Dinner was often assembled while the kids were at school, and simply heated up and served just about any time after Howdy Doody and before Dinah Shore.

An entire cuisine developed back then that had employees at Kraft working double shifts. And if your father had any stock in Campbell Soup, at least he dined with a smile.

Sunday supper was set up in front of the TV just minutes before 8 o'clock. No one missed a minute of ``The Ed Sullivan Show.'' And Sunday supper meant Something Special - avec canned Le Sueur peas.

One favorite was the pot roast recipe that swept the country faster than a prairie fire on ``Gunsmoke.''

It consisted of a piece of meat the size of a bowling ball wrapped in a double layer of aluminum foil.

Add a can of Campbell's Cream of Mushroom Soup (Cream of Celery could be substituted), a package of Lipton Onion Soup Mix, and a cup of water. Seal tightly and bake an hour and a half at 350 degrees F. Heat the Le Sueur peas, and - ``Dinner is Served!''

A genuine affection for this simple, comfortable fare solidifies like two-day-old California Dip in Jane and Michael Stern's classic collection of recipes of the period, ``Square Meals'' (Knopf, New York, 337 pp., $17.95, 1984).

I asked them what recipe in their book epitomized the zenith of '50s cuisine.

Quicker than you could say ``miniature marshmallows,'' they came out with the following recipe.

Flaming Cabbage Head Weenies With Pu Pu Sauce Weenies 1 large head cabbage, red or green 1 can Sterno 15 to 30 cocktail frankfurters

Rinse cabbage and trim bottom so it sits level on its base.

Form decorative petals by curling a few outer leaves down from top.

Cut a hole in top center of cabbage head deep enough to hold can of Sterno inside, with rim of can even with cabbage.

Light Sterno. Stick cocktail franks into flaming cabbage on toothpicks.

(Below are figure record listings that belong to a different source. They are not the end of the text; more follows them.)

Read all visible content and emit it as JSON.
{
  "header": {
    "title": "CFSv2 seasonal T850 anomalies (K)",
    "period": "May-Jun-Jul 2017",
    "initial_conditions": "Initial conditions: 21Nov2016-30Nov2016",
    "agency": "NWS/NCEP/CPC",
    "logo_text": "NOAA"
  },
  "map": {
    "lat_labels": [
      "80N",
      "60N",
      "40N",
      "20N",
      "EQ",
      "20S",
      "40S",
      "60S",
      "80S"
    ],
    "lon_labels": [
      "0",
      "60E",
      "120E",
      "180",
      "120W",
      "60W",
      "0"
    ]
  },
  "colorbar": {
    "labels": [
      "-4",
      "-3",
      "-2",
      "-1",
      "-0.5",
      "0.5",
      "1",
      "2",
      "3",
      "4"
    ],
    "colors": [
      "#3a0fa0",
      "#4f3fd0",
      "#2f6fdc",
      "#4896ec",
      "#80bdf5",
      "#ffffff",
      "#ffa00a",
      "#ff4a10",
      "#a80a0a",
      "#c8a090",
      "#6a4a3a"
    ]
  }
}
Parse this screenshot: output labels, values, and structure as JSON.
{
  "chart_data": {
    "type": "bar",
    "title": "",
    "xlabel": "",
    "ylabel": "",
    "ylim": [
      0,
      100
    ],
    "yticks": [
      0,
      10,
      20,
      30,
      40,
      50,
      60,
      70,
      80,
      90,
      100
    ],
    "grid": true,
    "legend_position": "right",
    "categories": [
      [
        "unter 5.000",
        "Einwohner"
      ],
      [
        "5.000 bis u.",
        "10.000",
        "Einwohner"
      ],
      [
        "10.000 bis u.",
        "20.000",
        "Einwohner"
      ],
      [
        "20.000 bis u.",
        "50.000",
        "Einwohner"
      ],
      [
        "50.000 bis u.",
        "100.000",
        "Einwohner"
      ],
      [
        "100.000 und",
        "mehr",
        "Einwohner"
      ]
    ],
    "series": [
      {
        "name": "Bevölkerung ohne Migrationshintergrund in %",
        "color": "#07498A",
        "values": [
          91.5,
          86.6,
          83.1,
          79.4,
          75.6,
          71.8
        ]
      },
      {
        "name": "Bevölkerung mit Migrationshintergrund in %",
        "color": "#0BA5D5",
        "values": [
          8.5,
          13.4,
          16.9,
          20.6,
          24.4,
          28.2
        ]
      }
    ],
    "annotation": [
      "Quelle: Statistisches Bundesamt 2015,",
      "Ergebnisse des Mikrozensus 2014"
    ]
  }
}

Pu Pu Sauce 1/2 cup sour cream 2 tablespoons yellow mustard 1 tablespoon chili sauce 1 tablespoon brown sugar 1/2 tablespoon Worcestershire sauce 1 tablespoon wine vinegar 1 small onion, finely minced Chili powder to taste Salt to taste

Combine all ingredients in a saucepan. Bring to boil, stirring occasionally. Remove from heat. Set aside to cool.

7-Cans Casserole 1 large can chicken - about 2 cups (tuna fish, shrimp, or crab meat may be substituted) 1 can cream of chicken soup 1 can cream of celery or cream of mushroom soup 1 small can mushrooms (drained) 1 small can pimentos 1 small can evaporated milk 1 can Chinese noodles Onion powder and ground pepper to taste Bread crumbs Butter

Mix all ingredients thoroughly in a large bowl, except bread crumbs and butter. Place in buttered ovenproof baking dish, cover with bread crumbs, and bake for 1/2 hour or until bubbling.

This popular threat to Western man was nothing but a loosely disguised 20th-century adaptation of the salt lick.